Normalcy did exist already, although it was not, at that time, a particularly common word. It had a specific function in mathematics, and our earliest known record of the word comes from a mathematical dictionary published in 1855:

If we denote the co-ordinates of the point of contact, and normalcy, by x” and y”, the equation of the tangent is, y-y” = dy”/dx” (x-x”).
—William Guy Peck, Mathematical Dictionary and Cyclopedia of Mathematical Science: Comprising Definitions of All the Terms Employed in Mathematics-An Analysis of Each Branch, and of the Whole, as Forming a Single Science, 1855

Some of the people who savaged Harding for his use of normalcy did allow that the word existed, but felt that since it was a term peculiar to the iniquitous realm of math it should not properly be employed to indicate normal things. However, Harding was also not the first person to have manhandled normalcy out of its jargonistic cocoon; plenty of other, less-famous, people had been using it in such a manner since the 19th century.

A little wine at once warms them into candor and normalcy, and then grand airs fly off like a covey of partridges, not to return, at least the same evening.
The Chicago Times, 14 Feb. 1875

The party appetite may have become etherealized, changed to babe-like normalcy.
Vermont Watchman & State Journal, 8 Mar. 1893

They want money of over-full value. It is the return to normalcy in monetary value that they wish to prevent.
The Times-Democrat (New Orleans, LA), 7 Sept. 1896

Many newspapers, in reporting on Harding’s use of normalcy, stated that it was in several contemporary dictionaries. Harding himself made this point, when he was asked on the campaign trail to define the word: “I have looked for ‘normality’ in my dictionary, and I did not find it there. ‘Normalcy,’ however, I did find, and it is a good word.” However, given that this was taking place at a time when information spread less rapidly than it does today, it is understandable that many people thought that it must have been invented recently."

I hope that helps. If you think "normalcy" is a Horrid Word, like my correspondent, you can still use "normality." 

Personally, I find "herstory" to be a Horrid Word, even though it was coined by my generation of feminists to reclaim history from the chaps.

Polonius thought "beautified" to be a "vile phrase" in Hamlet's letter to his daughter Ophelia; these things are very subjective.

Some neologisms I admire and use: "mansplaining," though just as linguistically hybrid as "herstory," does the job without need for further explanation. Apparently, there is also "hepeating," to mean making a point by a man that a woman has already made and had ignored. I can imagine using that.

Here are some more for you and you can judge if they are Nice or Horrid:

Al desko - eating at your work desk (cf Al fresco)

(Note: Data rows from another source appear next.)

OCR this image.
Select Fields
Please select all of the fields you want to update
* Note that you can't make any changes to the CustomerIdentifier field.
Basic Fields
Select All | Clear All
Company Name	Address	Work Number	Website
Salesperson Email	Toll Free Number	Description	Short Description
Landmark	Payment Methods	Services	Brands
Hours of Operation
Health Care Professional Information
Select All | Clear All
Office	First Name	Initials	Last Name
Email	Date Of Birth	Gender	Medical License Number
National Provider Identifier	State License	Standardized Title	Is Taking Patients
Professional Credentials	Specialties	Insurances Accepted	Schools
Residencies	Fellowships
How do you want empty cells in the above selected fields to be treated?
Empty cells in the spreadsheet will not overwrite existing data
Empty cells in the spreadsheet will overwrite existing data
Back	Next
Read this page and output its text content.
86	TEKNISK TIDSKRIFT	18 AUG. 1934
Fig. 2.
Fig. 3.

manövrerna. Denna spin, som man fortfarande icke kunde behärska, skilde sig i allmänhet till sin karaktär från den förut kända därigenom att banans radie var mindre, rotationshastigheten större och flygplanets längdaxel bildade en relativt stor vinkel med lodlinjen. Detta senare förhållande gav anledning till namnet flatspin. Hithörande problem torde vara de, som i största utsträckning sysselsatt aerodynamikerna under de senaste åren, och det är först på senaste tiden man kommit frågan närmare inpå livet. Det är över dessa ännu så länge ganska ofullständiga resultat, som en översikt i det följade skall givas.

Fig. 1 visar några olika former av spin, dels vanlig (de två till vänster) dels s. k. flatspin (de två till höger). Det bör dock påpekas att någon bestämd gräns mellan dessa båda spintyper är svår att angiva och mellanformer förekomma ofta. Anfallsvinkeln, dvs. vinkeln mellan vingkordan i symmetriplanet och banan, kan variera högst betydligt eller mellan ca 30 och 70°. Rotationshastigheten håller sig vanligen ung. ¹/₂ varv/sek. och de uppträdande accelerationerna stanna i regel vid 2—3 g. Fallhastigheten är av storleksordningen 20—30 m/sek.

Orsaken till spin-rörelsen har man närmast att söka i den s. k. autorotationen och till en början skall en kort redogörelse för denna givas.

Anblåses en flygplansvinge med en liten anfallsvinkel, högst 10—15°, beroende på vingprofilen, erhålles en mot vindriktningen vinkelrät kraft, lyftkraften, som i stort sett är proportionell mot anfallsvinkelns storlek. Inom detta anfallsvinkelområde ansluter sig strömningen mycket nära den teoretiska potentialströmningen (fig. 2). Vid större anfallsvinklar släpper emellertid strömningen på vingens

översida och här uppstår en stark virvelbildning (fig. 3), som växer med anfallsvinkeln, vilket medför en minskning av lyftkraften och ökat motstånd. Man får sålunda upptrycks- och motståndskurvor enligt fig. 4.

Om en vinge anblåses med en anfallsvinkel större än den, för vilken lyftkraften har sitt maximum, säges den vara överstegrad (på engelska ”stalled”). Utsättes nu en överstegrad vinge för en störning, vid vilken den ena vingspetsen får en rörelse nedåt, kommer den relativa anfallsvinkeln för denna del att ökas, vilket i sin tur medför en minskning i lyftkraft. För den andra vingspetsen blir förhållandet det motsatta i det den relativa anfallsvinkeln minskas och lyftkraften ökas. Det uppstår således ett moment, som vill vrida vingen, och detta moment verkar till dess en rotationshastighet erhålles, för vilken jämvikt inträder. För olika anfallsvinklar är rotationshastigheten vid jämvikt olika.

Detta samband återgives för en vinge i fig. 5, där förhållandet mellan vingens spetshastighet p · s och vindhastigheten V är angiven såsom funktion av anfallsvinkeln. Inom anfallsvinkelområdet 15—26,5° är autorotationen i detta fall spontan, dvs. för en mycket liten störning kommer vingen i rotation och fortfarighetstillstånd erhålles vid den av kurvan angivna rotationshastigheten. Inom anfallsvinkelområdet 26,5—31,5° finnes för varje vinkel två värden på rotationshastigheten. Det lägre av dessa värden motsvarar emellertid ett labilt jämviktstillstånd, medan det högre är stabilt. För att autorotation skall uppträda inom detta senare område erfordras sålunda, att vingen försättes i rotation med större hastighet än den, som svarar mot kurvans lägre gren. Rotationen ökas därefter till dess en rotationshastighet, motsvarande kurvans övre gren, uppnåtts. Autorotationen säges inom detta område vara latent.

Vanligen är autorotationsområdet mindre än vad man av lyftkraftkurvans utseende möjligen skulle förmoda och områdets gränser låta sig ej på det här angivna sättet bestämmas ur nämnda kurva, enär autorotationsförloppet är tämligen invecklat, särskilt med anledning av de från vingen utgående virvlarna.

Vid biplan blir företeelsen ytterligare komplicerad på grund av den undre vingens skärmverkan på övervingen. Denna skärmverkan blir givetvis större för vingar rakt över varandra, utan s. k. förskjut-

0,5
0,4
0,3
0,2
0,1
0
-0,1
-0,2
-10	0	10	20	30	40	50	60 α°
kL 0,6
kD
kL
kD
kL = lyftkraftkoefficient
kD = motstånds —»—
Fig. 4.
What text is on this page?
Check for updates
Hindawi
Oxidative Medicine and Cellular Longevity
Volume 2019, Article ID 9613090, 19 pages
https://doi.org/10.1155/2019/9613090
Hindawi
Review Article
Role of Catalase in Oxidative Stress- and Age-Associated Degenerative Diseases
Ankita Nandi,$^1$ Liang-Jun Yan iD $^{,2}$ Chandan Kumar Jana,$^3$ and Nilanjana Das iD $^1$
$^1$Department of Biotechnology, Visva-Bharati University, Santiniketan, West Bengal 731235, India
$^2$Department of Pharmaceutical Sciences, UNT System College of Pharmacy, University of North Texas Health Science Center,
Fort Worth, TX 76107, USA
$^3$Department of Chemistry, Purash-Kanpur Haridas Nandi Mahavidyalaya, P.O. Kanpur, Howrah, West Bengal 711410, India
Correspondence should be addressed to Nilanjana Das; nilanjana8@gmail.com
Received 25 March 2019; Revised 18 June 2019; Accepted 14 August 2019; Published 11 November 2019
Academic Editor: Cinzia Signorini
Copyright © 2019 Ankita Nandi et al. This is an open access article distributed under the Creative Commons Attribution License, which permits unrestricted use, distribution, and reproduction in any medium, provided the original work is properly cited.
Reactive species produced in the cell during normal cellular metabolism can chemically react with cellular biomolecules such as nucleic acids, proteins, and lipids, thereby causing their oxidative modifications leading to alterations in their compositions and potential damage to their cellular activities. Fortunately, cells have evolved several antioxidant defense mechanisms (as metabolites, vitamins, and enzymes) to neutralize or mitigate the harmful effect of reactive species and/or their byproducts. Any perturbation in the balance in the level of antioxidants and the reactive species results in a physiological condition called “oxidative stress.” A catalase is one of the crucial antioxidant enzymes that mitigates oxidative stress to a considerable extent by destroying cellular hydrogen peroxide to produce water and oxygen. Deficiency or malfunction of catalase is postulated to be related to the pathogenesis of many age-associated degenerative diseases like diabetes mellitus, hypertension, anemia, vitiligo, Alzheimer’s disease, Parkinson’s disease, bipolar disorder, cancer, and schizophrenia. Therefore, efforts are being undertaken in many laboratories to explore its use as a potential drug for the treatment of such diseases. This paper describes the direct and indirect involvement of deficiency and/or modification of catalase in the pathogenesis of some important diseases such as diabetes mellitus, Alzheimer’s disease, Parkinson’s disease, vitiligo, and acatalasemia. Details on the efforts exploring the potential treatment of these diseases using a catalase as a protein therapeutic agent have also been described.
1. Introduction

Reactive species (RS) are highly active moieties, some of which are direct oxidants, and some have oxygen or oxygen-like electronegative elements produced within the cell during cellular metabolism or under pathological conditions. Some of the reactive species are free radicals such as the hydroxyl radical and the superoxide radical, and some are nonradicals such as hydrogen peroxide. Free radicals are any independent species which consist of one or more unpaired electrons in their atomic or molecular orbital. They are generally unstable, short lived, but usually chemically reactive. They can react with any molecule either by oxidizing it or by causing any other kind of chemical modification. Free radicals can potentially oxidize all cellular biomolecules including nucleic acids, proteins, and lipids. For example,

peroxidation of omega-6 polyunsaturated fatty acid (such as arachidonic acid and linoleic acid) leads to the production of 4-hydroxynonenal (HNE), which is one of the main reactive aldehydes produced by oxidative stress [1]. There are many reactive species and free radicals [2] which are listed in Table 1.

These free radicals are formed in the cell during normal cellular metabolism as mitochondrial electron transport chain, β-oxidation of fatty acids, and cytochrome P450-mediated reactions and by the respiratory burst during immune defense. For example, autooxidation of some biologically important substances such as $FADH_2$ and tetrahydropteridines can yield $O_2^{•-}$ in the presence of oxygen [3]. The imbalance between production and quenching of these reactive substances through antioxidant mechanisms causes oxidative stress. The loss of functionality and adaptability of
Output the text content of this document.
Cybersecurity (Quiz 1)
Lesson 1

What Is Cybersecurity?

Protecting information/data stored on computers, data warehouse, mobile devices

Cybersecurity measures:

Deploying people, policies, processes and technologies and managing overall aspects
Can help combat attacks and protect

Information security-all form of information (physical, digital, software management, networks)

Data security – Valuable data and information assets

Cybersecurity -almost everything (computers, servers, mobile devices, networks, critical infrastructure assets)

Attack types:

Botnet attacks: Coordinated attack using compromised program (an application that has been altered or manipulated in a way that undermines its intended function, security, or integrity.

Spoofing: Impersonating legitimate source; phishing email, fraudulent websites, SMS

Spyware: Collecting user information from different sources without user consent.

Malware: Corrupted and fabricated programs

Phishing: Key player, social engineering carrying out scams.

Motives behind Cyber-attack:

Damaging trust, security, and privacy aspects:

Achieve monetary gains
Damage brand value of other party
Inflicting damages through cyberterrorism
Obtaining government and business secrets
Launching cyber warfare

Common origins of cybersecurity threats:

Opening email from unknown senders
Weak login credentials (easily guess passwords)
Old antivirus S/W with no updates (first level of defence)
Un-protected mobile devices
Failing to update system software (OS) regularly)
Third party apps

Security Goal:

Chugger - a charity "mugger."

Covidiot - one who does, thinks or says stupid things during the current pandemic

Fatberg - a disgusting drain or sewer blockage of fat and other detritus

Frenemy - a mixture of friend and enemy

Glamping - glamorous camping

 

Photobomb - getting yourself into someone else's photo without their knowing.

Twerking - dancing provocatively, using a lot of bottom

 

Tell me which are the ones you like and which you hate, even if not listed here. Personally, I use the word "cromulent" which comes from American TV show The Simpsons and means something like viable, acceptable. It has even made it into the OED.